Había aterrizado en el
Aeropuerto de Guararapes y me dirigía por la autovía, para hospedarme en
Olinda. Primera ciudad fundada por los portugueses en Brasil y que cuenta con
un acervo histórico y arquitectónico importante, proveniente tanto de las
culturas portuguesas como holandesa.
La lluvia incesante había
ido aumentando de intensidad hasta convertirse en una tormenta tropical, acompañada
por aterrador aparato eléctrico. Los limpiaparabrisas no podían en su ritmo más
acelerado retirar el agua que a raudales golpeaba contra los cristales, hasta el punto de resultar
imposible ver las señales de tráfico y las rayas pintadas en el asfalto, obligándome
a detener el vehículo en el arcén de la carretera a espera de que amainase el
temporal.
…Al día siguiente me
levanté, con un cielo radiante, entusiasmado por reencontrarme con Carlos que
allí estaba prestes a terminar su trabajo científico.
Después de visitar el
Museo, llenos de curiosidad por conocer ese extraño animal en peligro de
extinción, debido a la caza furtiva para consumo de su carne —dicen que sabrosa— y el aprovechamiento de la grasa de su lomo
que se utiliza como manteca para uso doméstico. El gobierno brasileño prohibió
su caza en el año mil novecientos ochenta para preservar su especie.
Después fuimos todos los
amigos a visitar el Fuerte Orange —una joya de edificación defensiva militar— construido
a orillas del mar por los holandeses en el año 1640, vestigio
imperecedero del nacimiento de esa nación explorada por portugueses y,
disputada por holandeses ávidos de comerciar con las materias primas del país.
El Fuerte está enclavado
en la playa del mismo nombre, desde donde se puede divisar al otro lado del
canal de Santa Cruz: “A coroa do aviao”,
un islote al que se puede llegar en el catamarán de alguno de los barqueros que
se ganan la vida transportando a los turistas hacia aquel minúsculo paraíso surgido
de la acumulación de los sedimentos de arena traídos por el mar y, en donde
mariscadoras hábiles capturan cangrejos y almejas deliciosas, que degustamos en
los chiringuitos que allí hay instalado a la sombra de esbeltos cocoteros. Sentados
a la vera del mar disfrutamos de la visión del Fuerte en toda su plenitud.
En la “noche del gallo”
danzamos, a ritmo de frevo, las trepidantes canciones de carnaval, al mismo
tiempo que una multitud evolucionaba frenéticamente por las calles de la
ciudad, al son de tambores y panderos, girando y saltando agarrados a un
paraguas, abierto, de múltiples colores.
Después de unos días, iniciamos
un viaje distribuidos en varios coches hacia el noreste brasileño hasta
llegar a Natal, el punto más cercano del continente americano a Europa, donde
la luz es extremadamente brillante.
Nos alojamos en un resort
en la playa de “A Ponta do Madeiro”, donde en la recepción del hotel, un loro “políglota”
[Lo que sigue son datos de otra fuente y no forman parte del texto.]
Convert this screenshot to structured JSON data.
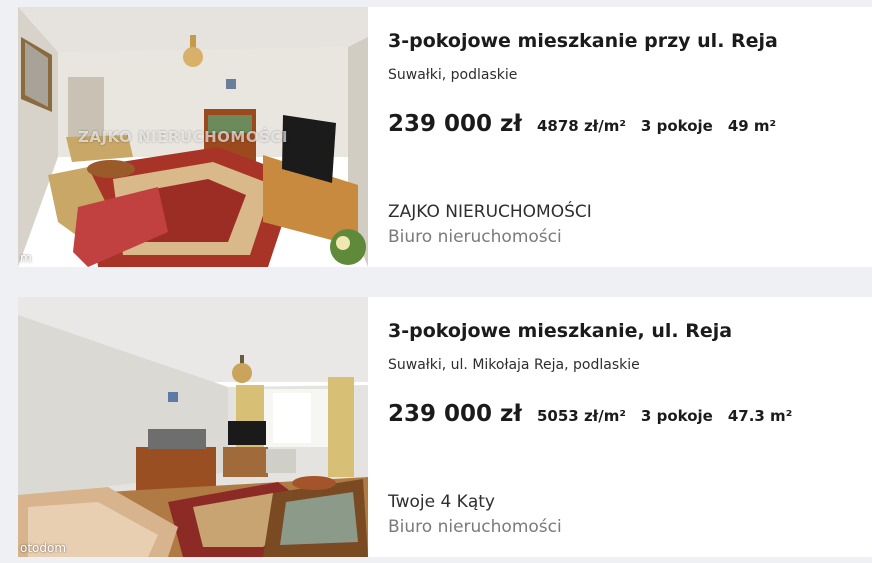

daba los buenos días a los huéspedes en el idioma que a él le parecía fuera el
que hablara el viajero recién llegado. También frecuentemente el ave pedía, con
bastante claridad, al camarero que atendía en el bar de la piscina, “que le
diera café al loro”.
Uno de los paseos
turísticos más interesantes y arriesgados de realizar por aquellas tierras es
atravesar las famosas dunas móviles de Genipabú. Por ellas, transitan ”buggies”
maniobrados por expertos y habilitados conductores, que suben y bajan con
inusitada velocidad sus laderas casi verticales de algunas de ellas, que miden
más de treinta metros, o circulan en posición horizontal, dando vueltas por las
paredes arenosas del denominado “circo del infierno”.
Allí mismo, dentro del
parque natural, pero siguiendo caminos diferentes del que utilizan los
vehículos, dromedarios introducidos en ese medio como atracción turística hacen
una ruta acompañados por guías, hasta la laguna de Pitanguí, para delicia de
los visitantes que la disfrutan montados en ellos.
Nosotros conducíamos
nuestros ”buggies” con poca pericia y, nos costaba arremeter contra las bruscas
subida que se presentaban de improviso ante nuestros atónitos ojos, so pena de
quedarnos atascados en medio de la ascensión.
A lo largo del camino,
atravesamos algunas dunas fijas entre promontorios de vegetación, donde el
vehículo se inclinaba peligrosamente.
El aire que removía la
fina arena tampoco ayudaba para realizar una conducción segura. La visibilidad
se hizo cada vez más difícil y el tiempo cambiante arrastró hasta nosotros
ingente cantidad de nubes negras que taparon el sol oscureciendo el entorno.
Más adelante divisé a lo
lejos las siluetas de algunos camellos que marchaban en caravana. Entonces me
di cuenta que había tomado un sendero equivocado.
De improviso sentí un
salto al vacío; el coche perdió la adherencia al terreno e iniciamos una caída
sin fin. Un golpe violento me arrojó del vehículo, y rodé por la vertiente
hasta que me vi frenado por la incipiente vegetación rastrera…
Estaba aturdido, quise
incorporarme pero no lo conseguí, al fondo del barranco mi amigo permanecía
inmóvil aplastado por el vehículo volcado. Grité pidiendo socorro. Después
silencio a mí alrededor.
De repente sentí un
fuerte pinchazo en el brazo, instantes después el roce de unas finas patas
caminando por encima de mi hombro. Con la visión casi nublada pude ver una
araña enorme que se alejaba escondiéndose entre la maleza. Al momento sentí
miedo. Después escalofríos, más tarde inconsciencia.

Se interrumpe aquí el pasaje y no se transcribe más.